Das sagte Promoter Michael Arfin zu Rammstein, als sie 1997 zum ersten Mal in die USA kamen. Sechs Deutsche in Ledermontur, die Flammenwerfer schwingen und Songs über Sex, Tod und Gewalt grunzen—nicht gerade das Patent-Rezept für transatlantischen Erfolg, auch wenn die Texte keiner versteht. Trotzdem hat Rammsteins einzigartige Mischung aus Pomp und Pyrotechnik dafür gesorgt, dass sie sowohl in einen Soundtrack von David Lynch als auch auf die Bühne vom Madison Square Garden passen (letzterer war 2010 in weniger als 30 Minuten ausverkauft). Entgegen aller Erwartungen sind Rammstein auch in Amerika ein Kult-Phänomen geworden.
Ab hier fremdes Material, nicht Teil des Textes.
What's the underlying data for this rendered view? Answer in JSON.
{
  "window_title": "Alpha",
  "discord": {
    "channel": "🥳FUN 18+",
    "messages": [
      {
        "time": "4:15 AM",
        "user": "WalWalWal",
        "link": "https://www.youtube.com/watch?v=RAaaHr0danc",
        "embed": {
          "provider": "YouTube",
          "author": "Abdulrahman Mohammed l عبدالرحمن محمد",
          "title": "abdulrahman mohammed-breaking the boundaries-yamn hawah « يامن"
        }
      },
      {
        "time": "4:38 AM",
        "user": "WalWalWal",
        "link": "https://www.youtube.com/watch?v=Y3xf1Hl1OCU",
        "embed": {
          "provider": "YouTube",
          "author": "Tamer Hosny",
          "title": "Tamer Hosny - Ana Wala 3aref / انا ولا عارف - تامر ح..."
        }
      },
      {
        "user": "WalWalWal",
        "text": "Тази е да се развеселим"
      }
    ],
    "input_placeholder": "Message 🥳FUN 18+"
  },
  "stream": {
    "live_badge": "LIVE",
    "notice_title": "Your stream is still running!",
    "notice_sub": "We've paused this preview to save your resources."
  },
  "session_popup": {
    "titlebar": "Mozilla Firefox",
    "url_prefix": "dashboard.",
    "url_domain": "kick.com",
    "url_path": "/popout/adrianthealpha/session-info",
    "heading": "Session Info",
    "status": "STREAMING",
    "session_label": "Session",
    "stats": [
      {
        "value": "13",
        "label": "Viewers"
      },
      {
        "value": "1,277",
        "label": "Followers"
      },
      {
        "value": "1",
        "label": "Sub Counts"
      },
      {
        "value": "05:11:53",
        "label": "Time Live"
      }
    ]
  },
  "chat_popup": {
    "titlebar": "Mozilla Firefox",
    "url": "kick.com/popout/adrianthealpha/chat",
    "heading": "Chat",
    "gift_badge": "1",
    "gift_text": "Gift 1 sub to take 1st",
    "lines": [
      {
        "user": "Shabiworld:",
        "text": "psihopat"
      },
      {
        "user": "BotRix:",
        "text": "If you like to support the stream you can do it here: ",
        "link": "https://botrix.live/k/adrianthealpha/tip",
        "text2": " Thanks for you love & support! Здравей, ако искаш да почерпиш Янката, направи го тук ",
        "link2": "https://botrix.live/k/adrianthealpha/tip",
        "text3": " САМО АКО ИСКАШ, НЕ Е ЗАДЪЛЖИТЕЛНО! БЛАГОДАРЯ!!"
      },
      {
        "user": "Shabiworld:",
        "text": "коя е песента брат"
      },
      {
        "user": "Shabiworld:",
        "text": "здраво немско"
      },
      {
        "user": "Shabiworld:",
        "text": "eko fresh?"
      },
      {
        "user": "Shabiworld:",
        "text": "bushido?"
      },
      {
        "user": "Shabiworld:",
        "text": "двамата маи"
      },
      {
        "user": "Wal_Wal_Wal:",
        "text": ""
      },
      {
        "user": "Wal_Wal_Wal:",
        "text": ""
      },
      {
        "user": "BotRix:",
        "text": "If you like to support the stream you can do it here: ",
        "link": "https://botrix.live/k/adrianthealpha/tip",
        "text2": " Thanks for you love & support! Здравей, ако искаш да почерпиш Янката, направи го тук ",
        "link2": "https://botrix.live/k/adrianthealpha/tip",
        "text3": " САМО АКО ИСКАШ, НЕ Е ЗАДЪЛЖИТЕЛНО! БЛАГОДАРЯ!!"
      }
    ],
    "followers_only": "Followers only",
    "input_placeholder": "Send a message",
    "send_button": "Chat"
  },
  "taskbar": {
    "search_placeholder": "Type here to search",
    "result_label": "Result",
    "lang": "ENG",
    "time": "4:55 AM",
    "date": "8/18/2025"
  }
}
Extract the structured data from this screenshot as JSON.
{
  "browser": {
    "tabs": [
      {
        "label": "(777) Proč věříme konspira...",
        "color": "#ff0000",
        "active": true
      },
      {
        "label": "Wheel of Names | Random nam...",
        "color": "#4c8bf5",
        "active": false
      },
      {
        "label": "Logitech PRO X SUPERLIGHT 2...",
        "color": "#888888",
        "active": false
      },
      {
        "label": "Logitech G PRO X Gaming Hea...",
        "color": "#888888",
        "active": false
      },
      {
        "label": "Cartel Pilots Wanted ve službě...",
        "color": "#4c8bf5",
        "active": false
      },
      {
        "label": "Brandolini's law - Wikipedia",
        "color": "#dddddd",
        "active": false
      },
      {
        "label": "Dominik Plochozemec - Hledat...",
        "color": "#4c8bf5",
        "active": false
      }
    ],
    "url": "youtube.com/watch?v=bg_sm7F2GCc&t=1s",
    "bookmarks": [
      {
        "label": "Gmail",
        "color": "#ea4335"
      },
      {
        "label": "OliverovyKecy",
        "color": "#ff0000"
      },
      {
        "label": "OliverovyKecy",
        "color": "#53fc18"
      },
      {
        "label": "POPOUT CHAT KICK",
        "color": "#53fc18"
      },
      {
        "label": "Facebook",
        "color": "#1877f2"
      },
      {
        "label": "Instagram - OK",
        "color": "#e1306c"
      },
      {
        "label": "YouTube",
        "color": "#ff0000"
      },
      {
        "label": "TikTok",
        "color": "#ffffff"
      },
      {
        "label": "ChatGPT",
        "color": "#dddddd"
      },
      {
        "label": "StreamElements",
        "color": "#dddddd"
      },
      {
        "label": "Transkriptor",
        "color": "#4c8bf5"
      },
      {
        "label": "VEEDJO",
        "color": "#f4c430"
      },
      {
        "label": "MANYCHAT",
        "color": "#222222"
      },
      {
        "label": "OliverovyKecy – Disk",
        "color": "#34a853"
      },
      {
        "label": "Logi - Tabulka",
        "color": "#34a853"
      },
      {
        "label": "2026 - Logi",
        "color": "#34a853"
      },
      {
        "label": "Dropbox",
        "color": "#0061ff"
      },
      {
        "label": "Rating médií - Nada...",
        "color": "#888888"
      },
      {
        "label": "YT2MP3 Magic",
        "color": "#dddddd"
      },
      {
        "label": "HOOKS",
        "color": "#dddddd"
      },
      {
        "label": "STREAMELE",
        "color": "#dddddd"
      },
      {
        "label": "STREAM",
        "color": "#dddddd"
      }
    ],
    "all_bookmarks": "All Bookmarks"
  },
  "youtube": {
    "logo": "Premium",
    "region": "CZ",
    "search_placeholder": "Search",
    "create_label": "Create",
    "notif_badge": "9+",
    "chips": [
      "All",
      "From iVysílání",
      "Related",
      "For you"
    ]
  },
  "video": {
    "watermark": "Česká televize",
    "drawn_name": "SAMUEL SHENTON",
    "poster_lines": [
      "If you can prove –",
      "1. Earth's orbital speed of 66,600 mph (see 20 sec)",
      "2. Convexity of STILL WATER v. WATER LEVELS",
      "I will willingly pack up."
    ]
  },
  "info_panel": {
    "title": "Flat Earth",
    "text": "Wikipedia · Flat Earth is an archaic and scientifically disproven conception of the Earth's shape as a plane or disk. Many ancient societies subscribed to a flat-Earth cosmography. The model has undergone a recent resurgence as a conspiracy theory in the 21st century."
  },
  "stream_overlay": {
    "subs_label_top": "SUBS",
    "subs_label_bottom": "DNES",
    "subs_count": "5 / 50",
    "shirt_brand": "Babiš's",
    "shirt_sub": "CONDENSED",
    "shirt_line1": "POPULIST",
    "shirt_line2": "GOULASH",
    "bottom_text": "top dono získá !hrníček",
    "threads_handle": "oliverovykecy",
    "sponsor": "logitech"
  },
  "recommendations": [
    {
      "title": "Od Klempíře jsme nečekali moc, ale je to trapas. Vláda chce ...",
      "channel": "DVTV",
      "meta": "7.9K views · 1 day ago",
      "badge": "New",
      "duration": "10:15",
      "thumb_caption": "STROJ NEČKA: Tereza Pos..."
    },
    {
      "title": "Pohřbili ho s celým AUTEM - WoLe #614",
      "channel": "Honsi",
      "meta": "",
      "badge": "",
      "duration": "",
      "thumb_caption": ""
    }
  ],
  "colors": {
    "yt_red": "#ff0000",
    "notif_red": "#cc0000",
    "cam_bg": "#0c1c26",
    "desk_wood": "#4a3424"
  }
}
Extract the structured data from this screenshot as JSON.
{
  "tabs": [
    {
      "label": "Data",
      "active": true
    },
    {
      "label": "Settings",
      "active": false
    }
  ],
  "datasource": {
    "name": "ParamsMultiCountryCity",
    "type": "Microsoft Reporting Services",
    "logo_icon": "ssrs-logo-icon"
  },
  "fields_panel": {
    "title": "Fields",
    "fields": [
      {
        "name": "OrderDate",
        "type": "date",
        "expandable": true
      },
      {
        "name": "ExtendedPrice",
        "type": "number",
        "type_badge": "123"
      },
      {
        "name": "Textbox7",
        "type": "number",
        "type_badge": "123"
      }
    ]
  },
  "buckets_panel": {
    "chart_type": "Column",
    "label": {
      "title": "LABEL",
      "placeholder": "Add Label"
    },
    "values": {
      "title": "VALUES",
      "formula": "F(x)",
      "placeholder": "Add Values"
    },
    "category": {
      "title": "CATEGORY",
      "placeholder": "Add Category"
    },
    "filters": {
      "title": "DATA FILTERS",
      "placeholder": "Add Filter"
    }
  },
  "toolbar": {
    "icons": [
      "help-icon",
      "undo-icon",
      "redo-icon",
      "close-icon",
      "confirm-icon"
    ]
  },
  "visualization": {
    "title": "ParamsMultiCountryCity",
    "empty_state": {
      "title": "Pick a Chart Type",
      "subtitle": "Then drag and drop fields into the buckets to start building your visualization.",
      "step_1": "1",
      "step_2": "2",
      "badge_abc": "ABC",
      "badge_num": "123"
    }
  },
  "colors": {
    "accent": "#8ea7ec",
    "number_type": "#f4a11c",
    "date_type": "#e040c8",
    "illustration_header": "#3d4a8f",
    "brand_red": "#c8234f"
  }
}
Genau wie auch die Nine Inch Nails und Marilyn Manson zählen sie als Einsteigerband für Sympathisanten der abseitigen Seite des Rock. Rammstein zu hören ist eine Art Initiationsritus für jeden anspruchsvollen Teenager, der gerade die Freuden alternativer Musik und Kultur entdeckt hat. Sie haben sich über lange Zeit bewährt und werden in einem Atemzug mit allen amerikanischen Rockgrößen genannt, wenn es um Bands geht, die ihre Spuren im Bereich der härteren Musik hinterlassen haben. Es gibt allerdings zwei Dinge, die sie noch bemerkenswerter machen als Manson oder gar Metallica: Die Band besteht immer noch aus den selben Leuten und sie singen sehr selten englischsprachige Lyrics und sind trotzdem weltberühmt.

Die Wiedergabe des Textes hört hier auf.